Что там происходит на поле фантастики и альтернативной истории, судить не берусь, но, в сущности, это довольно занятные умозрительные конструкции, они зачастую производят шокирующий эффект. Но мне это неинтересно, поскольку реальная история — щедрый поставщик сюжетов, обстоятельств, прототипов, типажей. В своей книжке я шел по пути реального войскового соединения и реального красного командира с трагической судьбой и «придумывал» то, что было, а не то, чего не было.
— Три ваших последних книги — о войне. Сложилось ощущение, что поле брани и в этом романе — единственное место силы. Мужчины влюблены в войну, как в роковую красоту: она срывает маски, жалует, лишает, обнуляет, уравнивает.
— Мне совершенно нечего добавить к тому, что в этих книгах сказано. Три совершенно разные войны. Могу сказать лишь то, что, обращаясь к разным временам и местным обстоятельствам, действительно попадаешь в единый пространственно-временной континуум. Понимаешь, что вот этот довольно небольшой клочок земли топтали сначала сандалии римских легионеров, потом кони гуннов, ордынцев, казаков, буденновцев и так вплоть до траков новейших машин.

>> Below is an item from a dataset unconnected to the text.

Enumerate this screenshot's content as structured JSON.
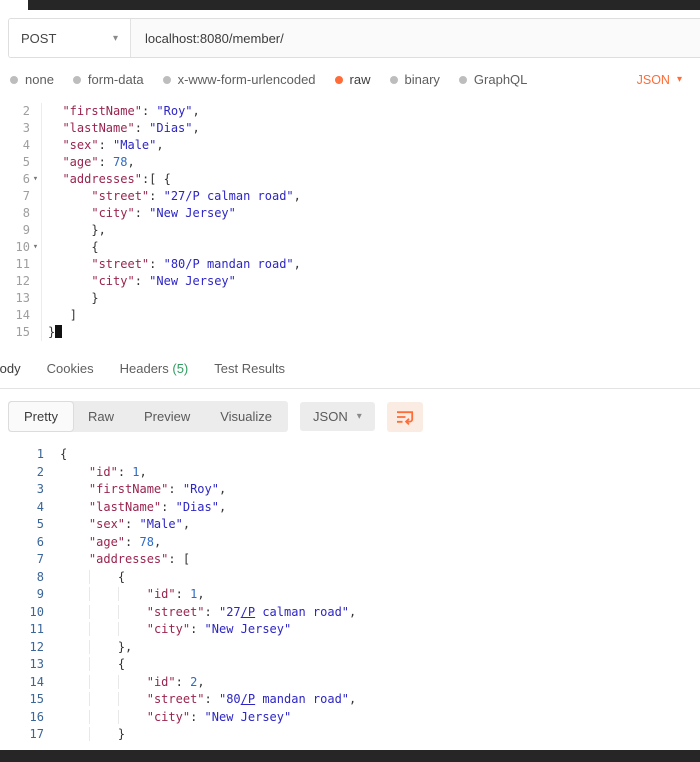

То есть, с одной стороны, ты пишешь о конкретной Гражданской войне, а с другой — о войне вообще, как о вневременном и непрерывно длящемся событии, и красные кавалеристы на всем скаку перетекают в орды Чингисхана и обратно. Война ничего не меняет в миропорядке, она его часть, быть может, даже его суть, первопричина, на что указывал еще, кажется, Гераклит. Весь наш опорно-двигательный аппарат, обоняние, зрение, слух изначально были созданы единственно для выживания, непрестанной и пожизненной внутри- и межвидовой борьбы за пропитание и размножение.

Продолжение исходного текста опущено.